The good thing about this blog is that I don’t really need to have answers. That is especially good since I am re-visiting the discussion about working documents versus final documents. It comes up in most every discussion about effective document management – how do I have one system that provides the functionality that I need for both working documents and final documents.
Recall from our earlier post about how creators of working documents tend to like fast and simple – a system where the user can create any collection of folders and subfolders to suit their needs and drag and drop files at will. A user of final documents requires structure and certainty because having quick access to the right documents gets the job done. However, at some point the documents in that web of active folders become the source of final documents. So, is the method of transition from one status to the other the answer, are document police the answer or should there just be two systems?
If you have a system that permits unstructured data to be worked on in a folder hierarchy of your own creation and it provides for some type of batch tagging or indexing so that when finalized the files can be easily migrated over, you might have a winner. But someone will still need to determine that the documents are final and which documents need to be retained. The user will also then need to migrate the documents to a final status and at that time, make the proper associations so that other users can find the documents. Work still needs to be done.
This could be where the document police come in. they might be responsible for knowing when a deal or project is considered complete and then they spring to action. The police make sure that the documents are tagged and indexed and migrated to the final status. The problem with this is that not all situations are large batches of files like when there is a merger or acquisition or deal of some type. In many cases it’s just a situation where the user is creating a new versions of a legal contract or PowerPoint presentation. The document police are not going to be able to keep up on all of these daily users and their working files.

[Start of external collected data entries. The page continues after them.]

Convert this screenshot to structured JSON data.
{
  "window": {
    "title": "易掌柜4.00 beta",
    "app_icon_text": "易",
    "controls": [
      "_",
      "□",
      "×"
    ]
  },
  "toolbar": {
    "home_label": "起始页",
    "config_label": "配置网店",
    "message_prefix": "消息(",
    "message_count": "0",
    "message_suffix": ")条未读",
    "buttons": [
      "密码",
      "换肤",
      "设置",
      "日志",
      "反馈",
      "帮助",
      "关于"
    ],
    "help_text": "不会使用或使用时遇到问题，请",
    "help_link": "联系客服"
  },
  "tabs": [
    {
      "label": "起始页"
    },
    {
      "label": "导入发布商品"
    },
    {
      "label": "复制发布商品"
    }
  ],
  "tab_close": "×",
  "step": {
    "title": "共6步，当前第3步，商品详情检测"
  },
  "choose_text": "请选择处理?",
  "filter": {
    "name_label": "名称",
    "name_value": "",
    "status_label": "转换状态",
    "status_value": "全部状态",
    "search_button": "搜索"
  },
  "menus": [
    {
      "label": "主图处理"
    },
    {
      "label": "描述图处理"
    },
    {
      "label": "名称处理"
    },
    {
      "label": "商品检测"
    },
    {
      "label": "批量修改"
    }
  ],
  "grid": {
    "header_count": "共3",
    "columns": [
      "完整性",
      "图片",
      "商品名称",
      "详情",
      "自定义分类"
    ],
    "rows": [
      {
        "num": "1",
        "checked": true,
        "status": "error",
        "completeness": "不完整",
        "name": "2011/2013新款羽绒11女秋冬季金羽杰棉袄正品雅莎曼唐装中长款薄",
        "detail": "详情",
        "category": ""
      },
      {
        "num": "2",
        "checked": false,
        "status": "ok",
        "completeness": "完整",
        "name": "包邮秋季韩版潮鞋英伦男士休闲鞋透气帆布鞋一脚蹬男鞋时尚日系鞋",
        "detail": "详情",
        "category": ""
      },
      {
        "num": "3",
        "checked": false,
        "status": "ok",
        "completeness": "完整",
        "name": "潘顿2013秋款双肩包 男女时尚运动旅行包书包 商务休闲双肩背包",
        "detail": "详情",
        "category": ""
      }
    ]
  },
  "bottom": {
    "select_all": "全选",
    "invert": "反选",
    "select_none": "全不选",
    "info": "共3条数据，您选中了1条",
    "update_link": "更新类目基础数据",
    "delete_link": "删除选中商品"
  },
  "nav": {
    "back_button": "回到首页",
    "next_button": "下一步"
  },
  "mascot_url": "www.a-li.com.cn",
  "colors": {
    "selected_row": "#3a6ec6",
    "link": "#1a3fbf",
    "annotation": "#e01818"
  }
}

Two systems is the bane of the organization and the IT department. Two systems means that there are two places to find information. Two applications to manage security. Two places to back up. Two places that may actually have the same documents. But, if the two systems can talk or share some information, even just a little information, maybe a transition method could exist. Free and Open system just needs to pull one or two pieces of information from Final system at the beginning. Then, when Free and Open system is finished, it passes those one or two bits of information to the Final system and it jump starts the identification process.
There is no right answer to this issue because every organization will function at its maximum efficiency in its own learned way. You will know that you need to change the approach only when the efficiency level is deteriorating and users start to complain or make mistakes. We are always looking at ways to help make our clients more efficient and this is one area that is constantly under discussion. We will get there and when we do, we will let you all know.